Pendant ce temps, Stéphanie Constantin, se métamorphose en Euzée.
Au son d’une trompette, Euzée, sort d’un des bâtiments d’habitation. Tout le monde se retourne vers elle, qui marche pieds nus , sur le goudron encore humide de la pluie de la matinée.
À l’aide d’une grande corde, elle traîne derrière elle , posée sur un plateau à roulettes, une bassine en zinc, remplie de terre.
Mais où va-t-elle donc ? Mais surtout que dit-elle ?
Euzée débite un flot de paroles encore et encore : « Ne pas oublier son carnet de chèques, ne pas faire pipi dans sa culotte, ne pas crier, ne pas taper son frère… ne pas… ne pas … »
Euzée s’approche des petits et grands spectateurs, intrigués. Elle se saisit du sac rouge d’une dame assise là, y plonge la main pour en ressortir un portable téléphonique. Aussitôt, débute un échange avec un interlocuteur imaginaire.
Puis c’est au tour de la montre d’un autre spectateur « Tic-Tac » nous dit Euzée, « il est l’heure de partir ». Sa bassine de zinc est en fait un bateau à la destination encore inconnue. Deux jeunes spectateurs aident à la mise à l’eau de l’embarcation, avec Euzée à son bord.
Après quelques tours de piste, la voilà voguant sur les flots contre vents et marées.Les enfants lèvent le doigt, la main « moi aussi, je veux y aller », « Laissez moi venir avec vous ».
Mais Euzée est dans les profondeurs de l’imaginaire, elle n’entend plus.
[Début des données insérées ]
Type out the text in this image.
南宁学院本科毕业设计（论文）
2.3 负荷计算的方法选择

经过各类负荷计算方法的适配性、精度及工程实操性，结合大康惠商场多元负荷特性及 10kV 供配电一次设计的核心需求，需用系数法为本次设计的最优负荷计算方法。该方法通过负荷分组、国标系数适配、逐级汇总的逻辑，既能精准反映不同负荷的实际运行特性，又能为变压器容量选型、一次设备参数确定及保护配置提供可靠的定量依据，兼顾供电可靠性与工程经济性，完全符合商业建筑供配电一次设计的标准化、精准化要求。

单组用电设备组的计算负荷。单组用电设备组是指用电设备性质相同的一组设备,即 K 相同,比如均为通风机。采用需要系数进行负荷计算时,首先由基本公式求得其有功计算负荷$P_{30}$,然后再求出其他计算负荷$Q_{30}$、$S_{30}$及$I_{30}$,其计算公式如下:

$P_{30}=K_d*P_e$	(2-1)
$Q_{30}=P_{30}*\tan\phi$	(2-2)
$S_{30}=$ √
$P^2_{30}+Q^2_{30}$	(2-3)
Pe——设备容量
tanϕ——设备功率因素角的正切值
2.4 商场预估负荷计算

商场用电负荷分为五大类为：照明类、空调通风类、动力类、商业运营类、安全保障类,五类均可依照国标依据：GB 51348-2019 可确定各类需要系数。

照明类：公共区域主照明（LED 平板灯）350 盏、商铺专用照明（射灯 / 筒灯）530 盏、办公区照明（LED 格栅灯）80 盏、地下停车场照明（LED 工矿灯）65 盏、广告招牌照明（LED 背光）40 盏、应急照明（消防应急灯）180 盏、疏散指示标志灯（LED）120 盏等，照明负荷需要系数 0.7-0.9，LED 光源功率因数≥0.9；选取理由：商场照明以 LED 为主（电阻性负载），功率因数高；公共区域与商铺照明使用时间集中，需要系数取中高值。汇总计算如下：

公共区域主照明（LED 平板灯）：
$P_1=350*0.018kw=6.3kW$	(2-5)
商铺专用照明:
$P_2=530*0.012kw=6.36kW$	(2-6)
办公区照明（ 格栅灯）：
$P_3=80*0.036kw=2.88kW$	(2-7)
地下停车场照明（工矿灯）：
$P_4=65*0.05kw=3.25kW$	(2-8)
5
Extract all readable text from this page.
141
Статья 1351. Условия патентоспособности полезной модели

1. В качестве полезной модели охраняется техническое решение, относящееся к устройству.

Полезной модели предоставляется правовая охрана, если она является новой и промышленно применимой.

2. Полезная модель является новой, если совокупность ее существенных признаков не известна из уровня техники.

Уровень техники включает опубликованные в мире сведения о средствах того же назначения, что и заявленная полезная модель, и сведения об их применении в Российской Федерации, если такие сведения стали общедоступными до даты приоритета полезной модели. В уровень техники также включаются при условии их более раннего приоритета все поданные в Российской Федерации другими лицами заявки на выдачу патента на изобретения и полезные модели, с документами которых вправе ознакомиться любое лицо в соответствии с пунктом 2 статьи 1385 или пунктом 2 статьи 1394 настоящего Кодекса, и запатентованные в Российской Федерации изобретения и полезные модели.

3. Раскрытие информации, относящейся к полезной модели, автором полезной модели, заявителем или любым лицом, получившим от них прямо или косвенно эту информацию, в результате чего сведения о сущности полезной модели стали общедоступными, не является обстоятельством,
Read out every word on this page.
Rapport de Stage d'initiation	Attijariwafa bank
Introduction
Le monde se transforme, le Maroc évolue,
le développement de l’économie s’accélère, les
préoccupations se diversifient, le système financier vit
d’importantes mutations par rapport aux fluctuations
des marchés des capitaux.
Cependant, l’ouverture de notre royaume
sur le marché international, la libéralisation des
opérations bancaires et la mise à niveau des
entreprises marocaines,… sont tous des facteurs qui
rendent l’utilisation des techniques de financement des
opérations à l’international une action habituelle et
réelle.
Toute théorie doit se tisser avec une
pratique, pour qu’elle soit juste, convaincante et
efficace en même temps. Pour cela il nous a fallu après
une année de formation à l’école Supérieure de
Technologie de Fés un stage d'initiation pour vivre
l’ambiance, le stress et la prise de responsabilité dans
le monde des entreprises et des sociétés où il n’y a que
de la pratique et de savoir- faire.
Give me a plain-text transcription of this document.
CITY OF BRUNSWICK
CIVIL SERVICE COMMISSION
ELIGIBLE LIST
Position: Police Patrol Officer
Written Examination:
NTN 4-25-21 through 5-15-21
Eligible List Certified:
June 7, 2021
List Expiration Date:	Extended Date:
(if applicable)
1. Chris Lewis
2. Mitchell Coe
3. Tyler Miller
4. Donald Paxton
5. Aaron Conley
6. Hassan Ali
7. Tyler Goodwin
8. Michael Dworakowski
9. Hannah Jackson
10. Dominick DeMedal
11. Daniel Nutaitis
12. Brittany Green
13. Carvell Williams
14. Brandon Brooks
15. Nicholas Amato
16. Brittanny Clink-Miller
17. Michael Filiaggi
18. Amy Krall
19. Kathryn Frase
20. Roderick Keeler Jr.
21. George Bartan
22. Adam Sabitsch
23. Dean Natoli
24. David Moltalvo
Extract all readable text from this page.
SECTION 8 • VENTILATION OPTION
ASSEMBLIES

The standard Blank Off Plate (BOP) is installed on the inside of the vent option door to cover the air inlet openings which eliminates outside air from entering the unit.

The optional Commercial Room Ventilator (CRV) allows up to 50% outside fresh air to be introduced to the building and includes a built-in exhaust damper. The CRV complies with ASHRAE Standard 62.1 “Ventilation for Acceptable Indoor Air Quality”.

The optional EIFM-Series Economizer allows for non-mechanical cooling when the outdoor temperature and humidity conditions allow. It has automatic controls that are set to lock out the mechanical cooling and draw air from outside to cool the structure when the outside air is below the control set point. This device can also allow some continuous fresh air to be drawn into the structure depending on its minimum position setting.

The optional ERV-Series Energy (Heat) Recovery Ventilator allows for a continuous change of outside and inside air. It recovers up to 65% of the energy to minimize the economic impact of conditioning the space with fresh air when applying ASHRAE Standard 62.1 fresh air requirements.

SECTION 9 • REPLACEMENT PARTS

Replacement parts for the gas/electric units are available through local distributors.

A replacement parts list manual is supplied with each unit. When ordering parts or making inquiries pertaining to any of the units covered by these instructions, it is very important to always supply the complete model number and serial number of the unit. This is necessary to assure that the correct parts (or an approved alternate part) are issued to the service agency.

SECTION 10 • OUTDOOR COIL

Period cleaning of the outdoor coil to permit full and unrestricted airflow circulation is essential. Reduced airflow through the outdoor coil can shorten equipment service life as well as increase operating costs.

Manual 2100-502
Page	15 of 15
Les spectateurs, potentiels passagers, l’observent, guettant fébrilement, la possibilité de pouvoir enfin la rejoindre.
Elle finit par accoster sur une île au milieu de nulle part.
On comprend qu’elle est seule ou du moins presque, puisqu’une vache imaginaire confectionnée de bouts de cordes faits son apparition. Aussitôt, Euzée tire le lait de l’animal, mais… où est donc sa tête ? Si elle veut échanger avec elle, il faudra bien lui parler les yeux dans les yeux !
Sur cette île , Euzée y mêle la terre et l’eau. Elle escalade pour regarder au loin mais rien.
Au fil de son jeu, on suppose qu’elle a été rejetée parce que trop bruyante, trop à vif, sans code ni convenance. On peut aussi s’imaginer qu’elle a fui un monde abîmé par l’individualisme et le manque d’empathie, un monde d’apparence où elle ne trouvait pas sa place. Un monde qui la rendait violente. Loin des hommes, elle vit une vie sauvage et s’invente un monde peuplé d’histoires mythologiques et de compagnies imaginaires.Tour à tour, elle se sent soulagée d’être seule et terriblement abandonnée.
Du haut de son trapèze, elle appelle à la tendresse et à des bras pour la serrer fort.
Aussitôt, les enfants répondent « On t’aime NOUS », « I love YOUUUUUU ».
À la fin du spectacle de plus de 45 minutes, la clown Euzée, ôte sa perruque pour faire place à Stéphanie Constantin. Elle remercie le public pour leur présence et leur attention mais, aussi toute l’équipe de la Cie des Vagabondes car derrière ce spectacle, souligne Stéphanie « il en faut du monde et du temps », « pour construire, écrire, monter, démonter… ».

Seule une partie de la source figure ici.